After hours of sleep and a lovely conversation with a dear friend/former family member, I know why I write.

I write because I'm not scared to tackle characters that make others uncomfortable. I'm not scared to write the scenes that leave me drained and sobbing when I'm finished. I'm not scared to feel their pain so I can find the words to express it on paper.

That's why I write. Because I'm willing to go where others refuse to go.

In the end, I think that's an important reason to write.

I love books that bring me nothing but happy tears. I also like books that twist my gut and force me to quesiton my beliefs about things.

As a writer, I want to write the books that bring tears of sorrow and joy, the books that also make the reader squirm with discomfort because maybe my character is a little close for their comfort and I want them to question their feelings about some of their prejudices.

Let's face it, each of us has prejudices against something or another. We make rash judgment calls based on how a person speaks, dresses, presents themselves or even based on what mode of transportation they use.

I'd love to think we were past the days of when the color of a person's skin mattered, but I realize even those prejudices still exist. I'll leave that topic for other writers. Ones who have more authority to broach that topic than I have.

I'll tackle the ones that are more common. The one who talked to me today has a phrase that I really adore. She says she feels like the granola queen and she's sick of living in an area where she sticks out in her granola attire. She's sick of worrying if her shoes match her outfit perfectly. She wants to move back to flannel shirts and Carhartts land.

That's not the one I'm dealing with in my book, but it's requiring readers to take another look at a character they'd rather just slap the label of loser on and be on their merry way.

So, my earlier post wasn't about my lack of self-esteem.

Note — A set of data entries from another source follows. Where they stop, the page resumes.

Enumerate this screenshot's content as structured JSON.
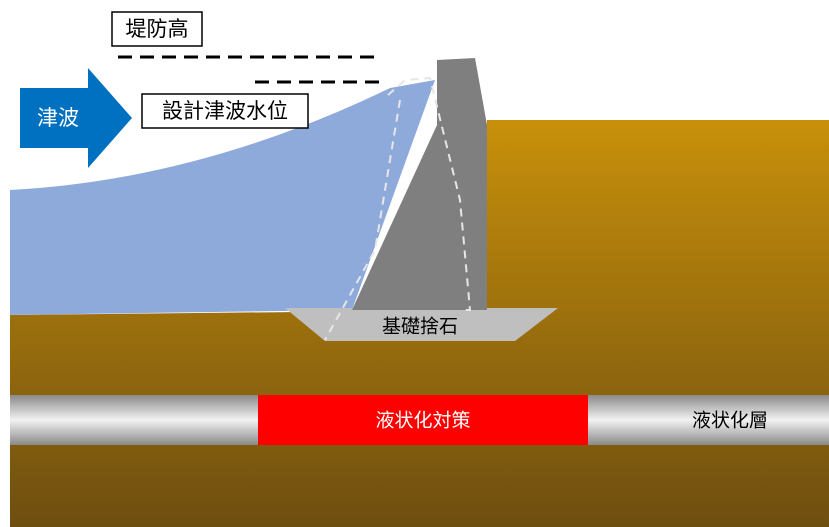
{
  "labels": {
    "dike_height": "堤防高",
    "design_water_level": "設計津波水位",
    "tsunami": "津波",
    "foundation_rubble": "基礎捨石",
    "countermeasure": "液状化対策",
    "liquefaction_layer": "液状化層"
  }
}
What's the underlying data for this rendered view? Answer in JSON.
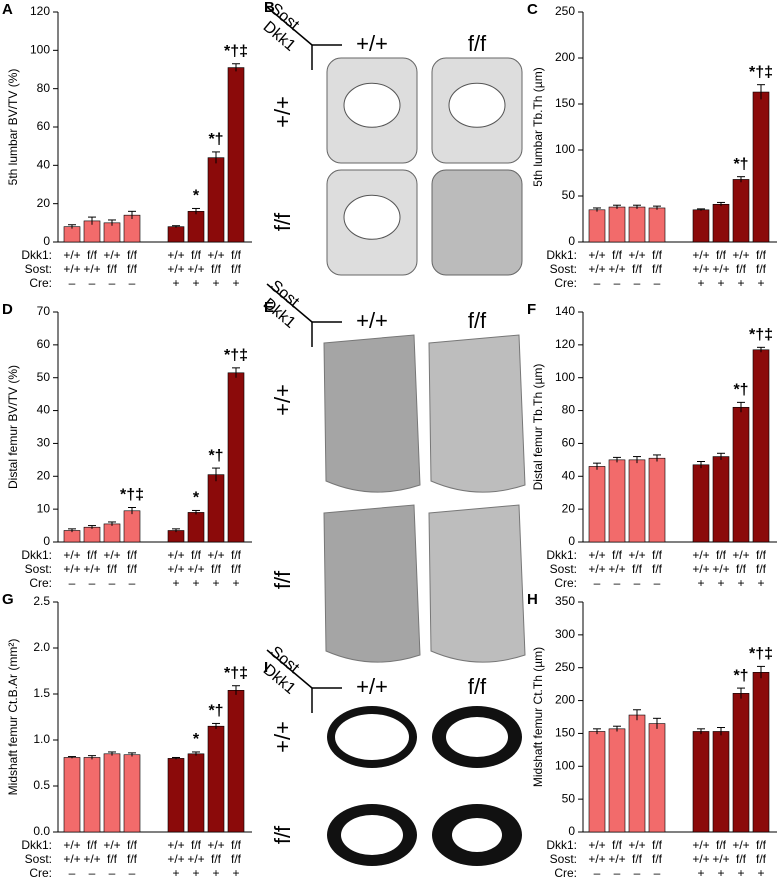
{
  "chart_data": [
    {
      "type": "bar",
      "panel": "A",
      "y_label": "5th lumbar BV/TV (%)",
      "ylim": [
        0,
        120
      ],
      "yticks": [
        0,
        20,
        40,
        60,
        80,
        100,
        120
      ],
      "group_rows": [
        {
          "name": "Dkk1:",
          "labels": [
            "+/+",
            "f/f",
            "+/+",
            "f/f",
            "+/+",
            "f/f",
            "+/+",
            "f/f"
          ]
        },
        {
          "name": "Sost:",
          "labels": [
            "+/+",
            "+/+",
            "f/f",
            "f/f",
            "+/+",
            "+/+",
            "f/f",
            "f/f"
          ]
        },
        {
          "name": "Cre:",
          "labels": [
            "–",
            "–",
            "–",
            "–",
            "+",
            "+",
            "+",
            "+"
          ]
        }
      ],
      "values": [
        8,
        11,
        10,
        14,
        8,
        16,
        44,
        91
      ],
      "errors": [
        1,
        2,
        1.5,
        2,
        0.5,
        1.5,
        3,
        2
      ],
      "colors": [
        "#f26b6b",
        "#f26b6b",
        "#f26b6b",
        "#f26b6b",
        "#8b0a0a",
        "#8b0a0a",
        "#8b0a0a",
        "#8b0a0a"
      ],
      "annotations": [
        null,
        null,
        null,
        null,
        null,
        "*",
        "*†",
        "*†‡"
      ]
    },
    {
      "type": "bar",
      "panel": "C",
      "y_label": "5th lumbar Tb.Th (µm)",
      "ylim": [
        0,
        250
      ],
      "yticks": [
        0,
        50,
        100,
        150,
        200,
        250
      ],
      "group_rows": [
        {
          "name": "Dkk1:",
          "labels": [
            "+/+",
            "f/f",
            "+/+",
            "f/f",
            "+/+",
            "f/f",
            "+/+",
            "f/f"
          ]
        },
        {
          "name": "Sost:",
          "labels": [
            "+/+",
            "+/+",
            "f/f",
            "f/f",
            "+/+",
            "+/+",
            "f/f",
            "f/f"
          ]
        },
        {
          "name": "Cre:",
          "labels": [
            "–",
            "–",
            "–",
            "–",
            "+",
            "+",
            "+",
            "+"
          ]
        }
      ],
      "values": [
        35,
        38,
        38,
        37,
        35,
        41,
        68,
        163
      ],
      "errors": [
        2,
        2,
        2,
        2,
        1,
        2,
        3,
        8
      ],
      "colors": [
        "#f26b6b",
        "#f26b6b",
        "#f26b6b",
        "#f26b6b",
        "#8b0a0a",
        "#8b0a0a",
        "#8b0a0a",
        "#8b0a0a"
      ],
      "annotations": [
        null,
        null,
        null,
        null,
        null,
        null,
        "*†",
        "*†‡"
      ]
    },
    {
      "type": "bar",
      "panel": "D",
      "y_label": "Distal femur BV/TV (%)",
      "ylim": [
        0,
        70
      ],
      "yticks": [
        0,
        10,
        20,
        30,
        40,
        50,
        60,
        70
      ],
      "group_rows": [
        {
          "name": "Dkk1:",
          "labels": [
            "+/+",
            "f/f",
            "+/+",
            "f/f",
            "+/+",
            "f/f",
            "+/+",
            "f/f"
          ]
        },
        {
          "name": "Sost:",
          "labels": [
            "+/+",
            "+/+",
            "f/f",
            "f/f",
            "+/+",
            "+/+",
            "f/f",
            "f/f"
          ]
        },
        {
          "name": "Cre:",
          "labels": [
            "–",
            "–",
            "–",
            "–",
            "+",
            "+",
            "+",
            "+"
          ]
        }
      ],
      "values": [
        3.5,
        4.5,
        5.5,
        9.5,
        3.5,
        9,
        20.5,
        51.5
      ],
      "errors": [
        0.5,
        0.5,
        0.6,
        1,
        0.5,
        0.6,
        2,
        1.5
      ],
      "colors": [
        "#f26b6b",
        "#f26b6b",
        "#f26b6b",
        "#f26b6b",
        "#8b0a0a",
        "#8b0a0a",
        "#8b0a0a",
        "#8b0a0a"
      ],
      "annotations": [
        null,
        null,
        null,
        "*†‡",
        null,
        "*",
        "*†",
        "*†‡"
      ]
    },
    {
      "type": "bar",
      "panel": "F",
      "y_label": "Distal femur Tb.Th (µm)",
      "ylim": [
        0,
        140
      ],
      "yticks": [
        0,
        20,
        40,
        60,
        80,
        100,
        120,
        140
      ],
      "group_rows": [
        {
          "name": "Dkk1:",
          "labels": [
            "+/+",
            "f/f",
            "+/+",
            "f/f",
            "+/+",
            "f/f",
            "+/+",
            "f/f"
          ]
        },
        {
          "name": "Sost:",
          "labels": [
            "+/+",
            "+/+",
            "f/f",
            "f/f",
            "+/+",
            "+/+",
            "f/f",
            "f/f"
          ]
        },
        {
          "name": "Cre:",
          "labels": [
            "–",
            "–",
            "–",
            "–",
            "+",
            "+",
            "+",
            "+"
          ]
        }
      ],
      "values": [
        46,
        50,
        50,
        51,
        47,
        52,
        82,
        117
      ],
      "errors": [
        2,
        1.5,
        2,
        2,
        2,
        2,
        3,
        1.5
      ],
      "colors": [
        "#f26b6b",
        "#f26b6b",
        "#f26b6b",
        "#f26b6b",
        "#8b0a0a",
        "#8b0a0a",
        "#8b0a0a",
        "#8b0a0a"
      ],
      "annotations": [
        null,
        null,
        null,
        null,
        null,
        null,
        "*†",
        "*†‡"
      ]
    },
    {
      "type": "bar",
      "panel": "G",
      "y_label": "Midshaft femur Ct.B.Ar (mm²)",
      "ylim": [
        0,
        2.5
      ],
      "yticks": [
        {
          "value": 0,
          "label": "0.0"
        },
        0.5,
        {
          "value": 1,
          "label": "1.0"
        },
        1.5,
        {
          "value": 2,
          "label": "2.0"
        },
        2.5
      ],
      "group_rows": [
        {
          "name": "Dkk1:",
          "labels": [
            "+/+",
            "f/f",
            "+/+",
            "f/f",
            "+/+",
            "f/f",
            "+/+",
            "f/f"
          ]
        },
        {
          "name": "Sost:",
          "labels": [
            "+/+",
            "+/+",
            "f/f",
            "f/f",
            "+/+",
            "+/+",
            "f/f",
            "f/f"
          ]
        },
        {
          "name": "Cre:",
          "labels": [
            "–",
            "–",
            "–",
            "–",
            "+",
            "+",
            "+",
            "+"
          ]
        }
      ],
      "values": [
        0.81,
        0.81,
        0.85,
        0.84,
        0.8,
        0.85,
        1.15,
        1.54
      ],
      "errors": [
        0.01,
        0.02,
        0.02,
        0.02,
        0.01,
        0.02,
        0.03,
        0.05
      ],
      "colors": [
        "#f26b6b",
        "#f26b6b",
        "#f26b6b",
        "#f26b6b",
        "#8b0a0a",
        "#8b0a0a",
        "#8b0a0a",
        "#8b0a0a"
      ],
      "annotations": [
        null,
        null,
        null,
        null,
        null,
        "*",
        "*†",
        "*†‡"
      ]
    },
    {
      "type": "bar",
      "panel": "H",
      "y_label": "Midshaft femur Ct.Th (µm)",
      "ylim": [
        0,
        350
      ],
      "yticks": [
        0,
        50,
        100,
        150,
        200,
        250,
        300,
        350
      ],
      "group_rows": [
        {
          "name": "Dkk1:",
          "labels": [
            "+/+",
            "f/f",
            "+/+",
            "f/f",
            "+/+",
            "f/f",
            "+/+",
            "f/f"
          ]
        },
        {
          "name": "Sost:",
          "labels": [
            "+/+",
            "+/+",
            "f/f",
            "f/f",
            "+/+",
            "+/+",
            "f/f",
            "f/f"
          ]
        },
        {
          "name": "Cre:",
          "labels": [
            "–",
            "–",
            "–",
            "–",
            "+",
            "+",
            "+",
            "+"
          ]
        }
      ],
      "values": [
        153,
        157,
        178,
        165,
        153,
        153,
        211,
        243
      ],
      "errors": [
        4,
        4,
        8,
        8,
        4,
        6,
        8,
        9
      ],
      "colors": [
        "#f26b6b",
        "#f26b6b",
        "#f26b6b",
        "#f26b6b",
        "#8b0a0a",
        "#8b0a0a",
        "#8b0a0a",
        "#8b0a0a"
      ],
      "annotations": [
        null,
        null,
        null,
        null,
        null,
        null,
        "*†",
        "*†‡"
      ]
    }
  ],
  "image_panels": [
    {
      "panel": "B",
      "col_header": "Sost",
      "row_header": "Dkk1",
      "columns": [
        "+/+",
        "f/f"
      ],
      "rows": [
        "+/+",
        "f/f"
      ]
    },
    {
      "panel": "E",
      "col_header": "Sost",
      "row_header": "Dkk1",
      "columns": [
        "+/+",
        "f/f"
      ],
      "rows": [
        "+/+",
        "f/f"
      ]
    },
    {
      "panel": "I",
      "col_header": "Sost",
      "row_header": "Dkk1",
      "columns": [
        "+/+",
        "f/f"
      ],
      "rows": [
        "+/+",
        "f/f"
      ]
    }
  ]
}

It was about my confusion of friends basically telling me I shouldn't be writing about this character.

Sorry. That's the character for this book and if I can find a home for it, at least two more books. This is the story of one person's life and it absolutely fasinates me. It's a life that should be honored, not scorned. Which is why this character is so important to me. In real life, most people do scorn people just like my character.

Happy hen lit reading.

posted by Jody Pryor @ Wednesday, July 06, 2005


  1. At Friday, July 08, 2005, Blogger Kathy Holmes said…

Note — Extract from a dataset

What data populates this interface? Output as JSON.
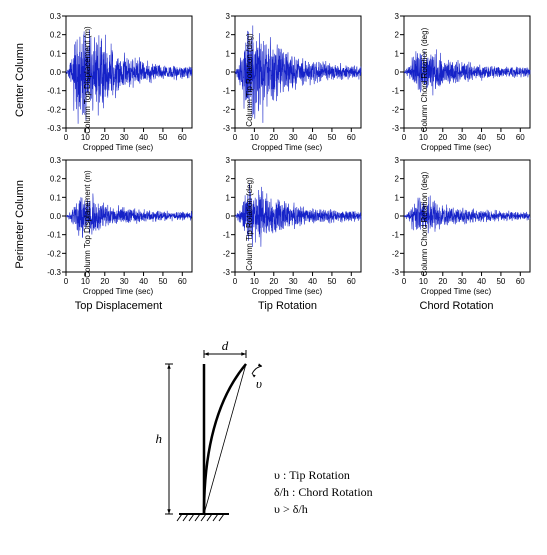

    I agree. My writing exhausts me because I put so much emotion into it but, at the end of the day, that's the kind of writing I want to be known for. I started writing a book for EPIC and wondered whether I should finish it before submitting because suppose they weren't interested in it. What would I do with it then? I discovered that, market or no market, I had to write the whole story for myself. I needed to tell it. And then I fell in love with the story even more and decided should EPIC not be interested, I would try to market it elsewhere.